I've been talking about audio controls - volumes and mutes and the like, but one of the more confusing things I've run into here at work is the concept of "volume".

First off, what IS volume?

Well, roughly speaking (and I know the audiophiles out there will get on my case about this), there are actually several concepts when you talk about "volume".  The first (and most common) is that volume is a representation of "loudness".  But it turns out that in practice, volume is a representation of "intensity".

The difference between "loudness" and "intensity" is that "loudness" is perceptual - how do you perceive a sound.  But "intensity" is actually what's measured - as SPL (Sound Pressure Level), which is a representation of energy in the sound space.

Typically volumes are measured in decibels - a decibel is a logarithmic scale (each 10dB increase is a 10x increase in sound pressure).  20dB is about the volume of a whisper, 140dB is that of a jet airplane taking off next door. 

Now when you deal with volumes in pro audio equipment, volume is measured by two factors - attenuation and amplification.  0 means that the sound is playing at its native level, negative numbers are reductions in volume from that native level, and positive numbers indicate amplification. 

For most computer hardware, volume is measured as attenuations - negative numbers running from 0 (max volume) to -infinity (0 volume).  In practice, the number runs from 0 to -96dB.  Typically computers don't ever amplify signals, just attenuate them.  If you think about how digital audio works this makes sense.  Since an audio sample at full volume is at 0dB, it's easy to attenuate the samples (just scale them down appropriately).  On the other hand, it's not easy to amplify them - they're already AT 100% - any amplification would have to come AFTER the DAC.  So digital volumes ultimately measure attenuation.

But audio volumes AREN'T in decibels (because that would be easy).  Instead, the audio volume is represented in a number of different sets of units, depending on your API.

And that's where it gets really, really ugly.  There are at least five different sets of APIs in the system that measure audio volume, and they use totally different units.

For example, the wave APIs ((waveOutSetVolume, waveOutGetVolume) represent volume as a number between 0x0000 and 0xffff, where 0 represents silence and 0xffff represents full volume.  The wave APIs assume that all audio outputs are stereo, and they pack the left and right channels into a single DWORD.  Of course if your audio system has more than two channels, that's a problem, but the reality is that almost nobody ever wants to adjust the balance as a normal activity (it's typically done once during system setup and then ignored).

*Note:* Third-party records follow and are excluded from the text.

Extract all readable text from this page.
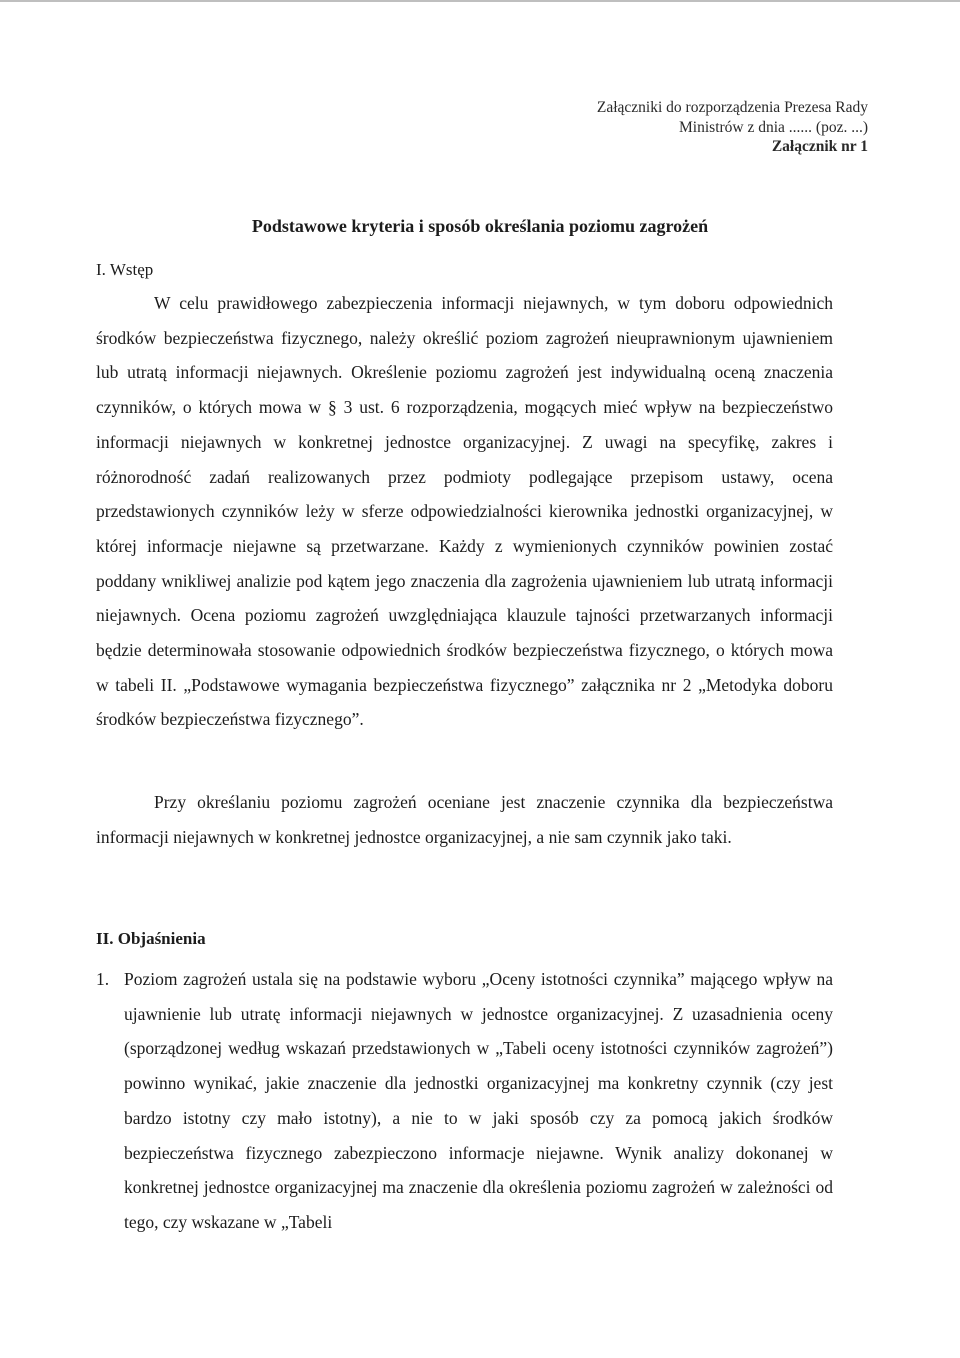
Załączniki do rozporządzenia Prezesa Rady
Ministrów z dnia ...... (poz. ...)
Załącznik nr 1
Podstawowe kryteria i sposób określania poziomu zagrożeń
I. Wstęp

W celu prawidłowego zabezpieczenia informacji niejawnych, w tym doboru odpowiednich środków bezpieczeństwa fizycznego, należy określić poziom zagrożeń nieuprawnionym ujawnieniem lub utratą informacji niejawnych. Określenie poziomu zagrożeń jest indywidualną oceną znaczenia czynników, o których mowa w § 3 ust. 6 rozporządzenia, mogących mieć wpływ na bezpieczeństwo informacji niejawnych w konkretnej jednostce organizacyjnej. Z uwagi na specyfikę, zakres i różnorodność zadań realizowanych przez podmioty podlegające przepisom ustawy, ocena przedstawionych czynników leży w sferze odpowiedzialności kierownika jednostki organizacyjnej, w której informacje niejawne są przetwarzane. Każdy z wymienionych czynników powinien zostać poddany wnikliwej analizie pod kątem jego znaczenia dla zagrożenia ujawnieniem lub utratą informacji niejawnych. Ocena poziomu zagrożeń uwzględniająca klauzule tajności przetwarzanych informacji będzie determinowała stosowanie odpowiednich środków bezpieczeństwa fizycznego, o których mowa w tabeli II. „Podstawowe wymagania bezpieczeństwa fizycznego” załącznika nr 2 „Metodyka doboru środków bezpieczeństwa fizycznego”.

Przy określaniu poziomu zagrożeń oceniane jest znaczenie czynnika dla bezpieczeństwa informacji niejawnych w konkretnej jednostce organizacyjnej, a nie sam czynnik jako taki.

II. Objaśnienia
1. Poziom zagrożeń ustala się na podstawie wyboru „Oceny istotności czynnika” mającego wpływ na ujawnienie lub utratę informacji niejawnych w jednostce organizacyjnej. Z uzasadnienia oceny (sporządzonej według wskazań przedstawionych w „Tabeli oceny istotności czynników zagrożeń”) powinno wynikać, jakie znaczenie dla jednostki organizacyjnej ma konkretny czynnik (czy jest bardzo istotny czy mało istotny), a nie to w jaki sposób czy za pomocą jakich środków bezpieczeństwa fizycznego zabezpieczono informacje niejawne. Wynik analizy dokonanej w konkretnej jednostce organizacyjnej ma znaczenie dla określenia poziomu zagrożeń w zależności od tego, czy wskazane w „Tabeli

The mixer APIs on the other hand set their volumes with the mixerSetControlDetails API.  That API takes an integer between a low bound and a high bound, determined from the dwMinimum and dwMaximum fields of the relevent MIXERCONTROL.  The MIXERCONTROL structure also defines the number of steps between the low and the high value.  For most audio adapters, this is a number between 0 and 0xffff, with 0xffff steps, but this is not guaranteed - I've seen audio adapters with discrete volumes - 256 steps, for example.

And then there's direct sound.  DirectSound sets volume on individual DSound buffers - you set the volume with the IDirectSoundBuffer8::SetVolume API.  The DSound set volume API sets the volume as a DWORD with the volume measured in hundredths of a dB, ranging from 0 to -10,000 (0 to -100dB).

Oh, and I can't forget the audio CD playback volume.  The IOCTL_CDROM_GET_VOLUME (which is used to control the volume of CD playback when you're playing an audio CD over the analog connector to your sound card) specifies volumes in numbers between 0 and 255.

And of course, the audio device driver that's actually used to render all these different volume levels takes a fourth type of volume.  The KSPROPERTY_AUDIO_VOLUMELEVELEL API takes a number from -2147483648 to +2147483647 where -2147483648 is silence (-32767 dB), 0 is max volume and 2147473647 is +32767 decibels (gain).  The units for the sysaudio volume are in 1/65536th decibel, which is nice since the high 16 bits represents the decibel value, the low 16 bits represent the fractional portion of the volume (typically 0).

Sigh.